"Un tisserand est un artisan qui tisse divers types de fils pour en faire des étoffes. En tapisserie, le tisserand est un créateur d'oeuvres textiles, tissées, qui en assure lui-même le tissage."
Source Wikipédia cité par Abedennour Bidar dans Les Tisserands.
Pourquoi parler d'altérité et de coopération?
Notre monde inter-relié est complexe. Pour le comprendre et surtout agir ensemble pour préserver notre planète et toutes les espèces vivantes, nous avons besoin de l'énergie de chacun. Nous sommes donc fortement invités à coopérer.
Pourtant, nous ne savons plus très bien comment faire.
Issus d'un monde individualiste, nous avons oublié les clés de la relation.
Et qui dit coopération dit apprendre à composer avec l'autre.
Que vient réveiller l'altérité?
Evoquer l'altérité c'est évidemment se questionner soi-même. Car comment rencontrer l'autre si je me suis perdu à moi-même? Tant que je ne serai pas au clair avec moi-même, en paix avec mon histoire, mes conditionnements, mes comportements réactifs, comment tisser avec autrui?
Ensuite, comment construire une relation durable si je ne réussis pas à accepter l'autre dans son irréductible différence ?
Singularité désirée et tellement dérangeante.
Dans un monde qui s'uniformise, les différences ont du mal à s'exprimer et souvent la violence ou la rupture apportent une réponse radicale à une difficulté relationnelle.
Rompre est plus facile que tisser.
Et pourtant, nous n'aurons guère de futur paisible si nous ne réussissons pas le défi de rencontres en altérités pacifiées.
Une ressource essentielle : un tissage de qualité
Lorsque les relations sont délicates voire bloquées, que les altérités sont dans la phase d'aspérités qui s'entrechoquent, tisser un lien profond de qualité avec autrui conduit à construire un maillage essentiel. La trame de la relation est alors si solide que les désaccords, les conflits, les incompréhensions peuvent être déposés, nommés et dissous.
En fonction de l'ampleur du désaccord, de la divergence, il faut parfois du temps, accepter l'éloignement, comme la tapisserie distendue. Cependant, la clé réside dans le fait de ne jamais lâcher la relation à autrui. Il ou elle est là comme un écho de nous-même, un miroir, parfois inconfortable à regarder et pourtant si nourrissant, capable de voir nos zones d'ombre et de les éclairer grâce à l'interaction.
Oser ce tissage, à l'instar des peuples premiers - au-delà de la pièce artistique - c'est tout le symbolisme des fils entremêlés entre soi et autrui.
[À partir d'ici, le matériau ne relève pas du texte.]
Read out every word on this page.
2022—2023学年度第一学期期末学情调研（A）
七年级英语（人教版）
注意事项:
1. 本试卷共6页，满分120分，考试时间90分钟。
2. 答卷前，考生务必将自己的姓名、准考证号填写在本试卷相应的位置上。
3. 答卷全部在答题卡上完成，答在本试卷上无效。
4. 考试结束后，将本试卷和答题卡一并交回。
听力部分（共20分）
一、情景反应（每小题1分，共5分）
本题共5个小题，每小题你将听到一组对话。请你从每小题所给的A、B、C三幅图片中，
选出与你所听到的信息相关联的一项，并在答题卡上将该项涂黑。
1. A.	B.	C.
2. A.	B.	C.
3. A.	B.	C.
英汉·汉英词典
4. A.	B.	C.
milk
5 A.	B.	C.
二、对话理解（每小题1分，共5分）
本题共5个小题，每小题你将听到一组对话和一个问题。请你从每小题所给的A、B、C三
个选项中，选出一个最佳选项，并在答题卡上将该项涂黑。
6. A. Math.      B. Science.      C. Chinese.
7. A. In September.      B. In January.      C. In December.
Et la navette représente la relation.
Quel soin prenons-nous de ce tissage?
Laissons-nous les liens se distendre ou assumons-nous de les rendre solides et durables?
Car c'est cette trame fortement tressée qui permet de se déposer en authenticité, d'accepter les aspérités des différences et de dialoguer les incompréhensions.
Si l'on sait qu'au moindre obstacle, l'autre est là, dans une présence affirmée, soutenante et encourageante, alors nous avons envie de poursuivre l'échange.
Nous osons être qui nous sommes.
Et plus nous déployons notre authenticité, plus nous dévoilons nos vulnérabilités et plus l'autre en face peut nous rencontrer, véritablement, profondément. Alors le lien ténu entre l'autre et moi permet-il, non seulement de coopérer, de se rendre service, et aussi de faire converger nos énergies pour soutenir des projets ambitieux et pérennes.
Osons prendre le risque de nous faire chambouler par l'autre, osons cette magnifique aventure de la rencontre de l'altérité, il y a tant de trésors à découvrir et prenons la mesure des mots que nous utilisons, ils seront le chemin vers le coeur de l'autre, ils seront la "navette" d'un tissage durable. S'engager dans ce chemin des relations pérennes c'est aussi faire écho aux enseignements du vivant qui se déploie pour grandir, vibrer et apporter les ressources de vie à toutes les espèces.
Choisis bien tes mots car ce sont eux qui créent le monde qui t'entoure.
Pensée Navajo
Christine Marsan, 26 novembre 2017.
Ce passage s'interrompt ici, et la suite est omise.